Zum konzeptionellen Ansatz der Förderung
Das Projekt ist als Enrichment-Programm angelegt. Es werden in der Regel keine Inhalte der zukünftigen Schuljahre angesprochen. Wir konzipieren für Schülerinnen und Schüler mit besonderen mathematischen Begabungen Lernumgebungen so, dass eine möglichst viele gute Ideen auslösende und zu ausdauernder Beschäftigung motivierende Gesamtkonstellation geschaffen wird, in der sich die Kinder wohl fühlen sollen. Das bezieht sich auf die Entwicklung von Aufgabenstellungen (Progressive Forscheraufgaben), auf methodische Fragen und auf das Umgehen miteinander, sowie mit Erfolgen und Misserfolgen.

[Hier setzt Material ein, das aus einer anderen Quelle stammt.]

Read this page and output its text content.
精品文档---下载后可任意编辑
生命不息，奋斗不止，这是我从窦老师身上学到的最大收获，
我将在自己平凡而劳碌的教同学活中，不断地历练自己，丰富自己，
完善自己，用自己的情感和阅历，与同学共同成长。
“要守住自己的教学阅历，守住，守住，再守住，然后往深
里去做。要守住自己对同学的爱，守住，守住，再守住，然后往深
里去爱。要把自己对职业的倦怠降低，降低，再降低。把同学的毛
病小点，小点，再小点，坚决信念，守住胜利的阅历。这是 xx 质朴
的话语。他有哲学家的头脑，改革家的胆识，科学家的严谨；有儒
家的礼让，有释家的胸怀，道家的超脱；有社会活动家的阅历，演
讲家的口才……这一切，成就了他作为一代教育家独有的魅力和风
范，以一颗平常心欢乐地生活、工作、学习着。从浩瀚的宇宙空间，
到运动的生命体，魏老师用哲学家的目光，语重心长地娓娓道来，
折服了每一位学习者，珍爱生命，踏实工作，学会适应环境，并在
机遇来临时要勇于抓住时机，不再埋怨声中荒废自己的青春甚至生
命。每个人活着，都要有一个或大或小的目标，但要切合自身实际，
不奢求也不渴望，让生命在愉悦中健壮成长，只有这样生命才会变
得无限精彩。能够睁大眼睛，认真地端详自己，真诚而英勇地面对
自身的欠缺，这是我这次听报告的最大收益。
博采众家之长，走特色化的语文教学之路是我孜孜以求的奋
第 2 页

Progressive Forscheraufgaben (ProFa)
Die Kinder erhalten Aufgaben, die selbstdifferenzierend sind. Die Aufgaben sollen herausfordernd sein, aber nur klassenstufen angemessene Vorkenntnisse erfordern. Sie sollen hinreichend komplex sein, um verschiedene Vorgehensweisen bei der Bearbeitung zu ermöglichen. Sie sollen mehrere Fragestellungen zulassen und auf verschiedenen Niveaus zu bearbeiten sein. Dies wird auch dadurch begünstigt, dass unterschiedlich weit in die mathematischen Fragestellungen eingedrungen werden kann. Damit eignen sich die meisten Aufgaben sowohl für einen Einsatz in Regelklassen als auch in Gruppen von besonders begabten Kindern, natürlich mit unterschiedlicher Bearbeitungstiefe. Wir nennen unsere Aufgaben Progressive Forscheraufgaben (ProFa), da sie propädeutisches forschendes Lernen ermöglichen. Die Beschäftigung mit den ProFa ermöglicht es, Lernprozesse zu initiieren, die den zukünftigen Tätigkeiten des mathematischen Forschens ähneln.

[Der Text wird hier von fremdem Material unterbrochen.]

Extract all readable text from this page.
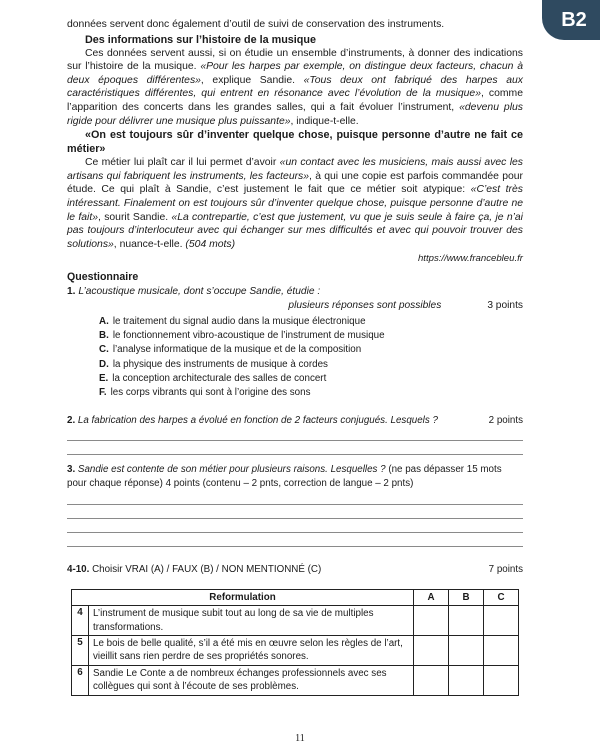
B2

données servent donc également d’outil de suivi de conservation des instruments.

Des informations sur l’histoire de la musique

Ces données servent aussi, si on étudie un ensemble d’instruments, à donner des indications sur l’histoire de la musique. «Pour les harpes par exemple, on distingue deux facteurs, chacun à deux époques différentes», explique Sandie. «Tous deux ont fabriqué des harpes aux caractéristiques différentes, qui entrent en résonance avec l’évolution de la musique», comme l’apparition des concerts dans les grandes salles, qui a fait évoluer l’instrument, «devenu plus rigide pour délivrer une musique plus puissante», indique-t-elle.

«On est toujours sûr d’inventer quelque chose, puisque personne d’autre ne fait ce métier»

Ce métier lui plaît car il lui permet d’avoir «un contact avec les musiciens, mais aussi avec les artisans qui fabriquent les instruments, les facteurs», à qui une copie est parfois commandée pour étude. Ce qui plaît à Sandie, c’est justement le fait que ce métier soit atypique: «C’est très intéressant. Finalement on est toujours sûr d’inventer quelque chose, puisque personne d’autre ne le fait», sourit Sandie. «La contrepartie, c’est que justement, vu que je suis seule à faire ça, je n’ai pas toujours d’interlocuteur avec qui échanger sur mes difficultés et avec qui pouvoir trouver des solutions», nuance-t-elle. (504 mots)

https://www.francebleu.fr

Questionnaire

1. L’acoustique musicale, dont s’occupe Sandie, étudie :

plusieurs réponses sont possibles	3 points
A. le traitement du signal audio dans la musique électronique
B. le fonctionnement vibro-acoustique de l’instrument de musique
C. l’analyse informatique de la musique et de la composition
D. la physique des instruments de musique à cordes
E. la conception architecturale des salles de concert
F. les corps vibrants qui sont à l’origine des sons
2. La fabrication des harpes a évolué en fonction de 2 facteurs conjugués. Lesquels ?	2 points

3. Sandie est contente de son métier pour plusieurs raisons. Lesquelles ? (ne pas dépasser 15 mots pour chaque réponse) 4 points (contenu – 2 pnts, correction de langue – 2 pnts)

4-10. Choisir VRAI (A) / FAUX (B) / NON MENTIONNÉ (C)	7 points
Reformulation		A	B	C
4	L’instrument de musique subit tout au long de sa vie de multiples transformations.			
5	Le bois de belle qualité, s’il a été mis en œuvre selon les règles de l’art, vieillit sans rien perdre de ses propriétés sonores.			
6	Sandie Le Conte a de nombreux échanges professionnels avec ses collègues qui sont à l’écoute de ses problèmes.			
11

ProFa sind so gestaltet, dass sie von einer Einstiegsfrage ausgehend weitere Fragen zum Bearbeiten bieten und damit ein Problemfeld eröffnen. Diese Art des Weiterdenkens und Weiterfragens zu entwickeln gehört zum Ansatz unseres Projekts. Den Kindern werden damit erste Erfahrungen in komplexen mathematischen Problemfeldern ermöglicht.
Methodische Überlegungen
Arbeiten in komplexen Problemfeldern erfordert nicht nur ein Umgehen können mit größerer Komplexität, sondern auch besondere Ausdauer.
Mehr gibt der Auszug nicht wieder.